Under ITA 2025, the cash payout from SARs (current share price minus grant price multiplied by number of SARs) is fully taxable as a perquisite (salary income) in the year of exercise. The entire appreciation is taxed at the employee slab rate. Employer deducts TDS under Section 391. Unlike ESOPs where shares are issued (allowing LTCG treatment on later sale), SARs deliver all value as cash -- entirely salary income with no capital gains stage.
Why are ESOPs more tax-efficient than SARs?

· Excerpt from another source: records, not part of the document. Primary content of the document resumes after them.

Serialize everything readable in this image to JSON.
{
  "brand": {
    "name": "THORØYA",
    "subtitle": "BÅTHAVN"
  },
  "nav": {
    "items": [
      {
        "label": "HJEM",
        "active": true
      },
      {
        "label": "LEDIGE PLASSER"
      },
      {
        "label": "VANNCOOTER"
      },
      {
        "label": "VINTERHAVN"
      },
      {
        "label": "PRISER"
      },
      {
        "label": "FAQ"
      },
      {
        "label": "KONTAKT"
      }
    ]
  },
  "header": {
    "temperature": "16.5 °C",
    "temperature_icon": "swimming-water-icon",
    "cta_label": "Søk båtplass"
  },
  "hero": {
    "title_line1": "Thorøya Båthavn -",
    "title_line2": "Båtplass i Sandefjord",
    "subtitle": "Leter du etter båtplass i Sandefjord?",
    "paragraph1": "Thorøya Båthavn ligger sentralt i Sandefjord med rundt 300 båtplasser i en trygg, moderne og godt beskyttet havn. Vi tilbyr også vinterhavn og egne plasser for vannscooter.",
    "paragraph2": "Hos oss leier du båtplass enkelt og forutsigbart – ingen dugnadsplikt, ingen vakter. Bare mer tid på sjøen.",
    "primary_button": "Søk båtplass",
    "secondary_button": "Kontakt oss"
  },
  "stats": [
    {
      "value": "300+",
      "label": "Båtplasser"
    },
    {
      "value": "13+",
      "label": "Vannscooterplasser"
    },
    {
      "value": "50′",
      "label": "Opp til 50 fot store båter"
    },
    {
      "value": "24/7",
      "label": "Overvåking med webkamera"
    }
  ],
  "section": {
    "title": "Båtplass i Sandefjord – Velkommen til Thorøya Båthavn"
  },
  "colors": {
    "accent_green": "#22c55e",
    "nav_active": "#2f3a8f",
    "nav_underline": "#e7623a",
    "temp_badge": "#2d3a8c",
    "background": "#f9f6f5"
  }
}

ESOPs are more tax-efficient when the company stock appreciates and the employee holds shares for 12+ months. At exercise, both SARs and ESOPs create perquisite income at slab rate. After ESOP exercise: shares held 12+ months generate LTCG at 12.5% (not 30% slab) on subsequent sale appreciation. For SARs: no shares, no capital gains -- all appreciation taxed at slab rate at exercise. In a rising stock, the LTCG benefit of ESOPs is a significant tax advantage.
What are phantom shares and how are they taxed?
Phantom shares (phantom stock plans) pay cash equal to the full share value (not just appreciation) when units vest. Tax treatment: the full FMV cash payout at vesting is taxable as salary perquisite at slab rate -- same as SARs. No shares issued; no capital gains. Employer deducts TDS. Used by private companies that want to provide equity-like incentives without actual equity dilution or the complexity of share issuance.
Can SAR exercises be spread across Tax Years?
If the SAR plan allows partial exercise, employees can spread exercises across multiple Tax Years to avoid a single-year income spike. SAR cash payout is taxable in the year of exercise. By exercising, say, 25% per year over four years, the perquisite income is spread across four Tax Years -- potentially keeping each year below the highest slab threshold. Unlike ESOPs, no startup deferral is available for SARs. Exercise timing management is the primary planning tool.
How does an employee report SAR income in ITR?
SAR cash payout should be included in gross salary in the employer Form 16 (Part B) under perquisites. The employee reports total gross salary in Schedule S of ITR-2 or ITR-3 -- no separate capital gains entry. If the employer incorrectly excluded the SAR from Form 16, the employee must add it as self-declared perquisite in Schedule S and pay additional tax. AIS may show large cash deposits from SAR exercise -- reconcile with ITR to avoid scrutiny.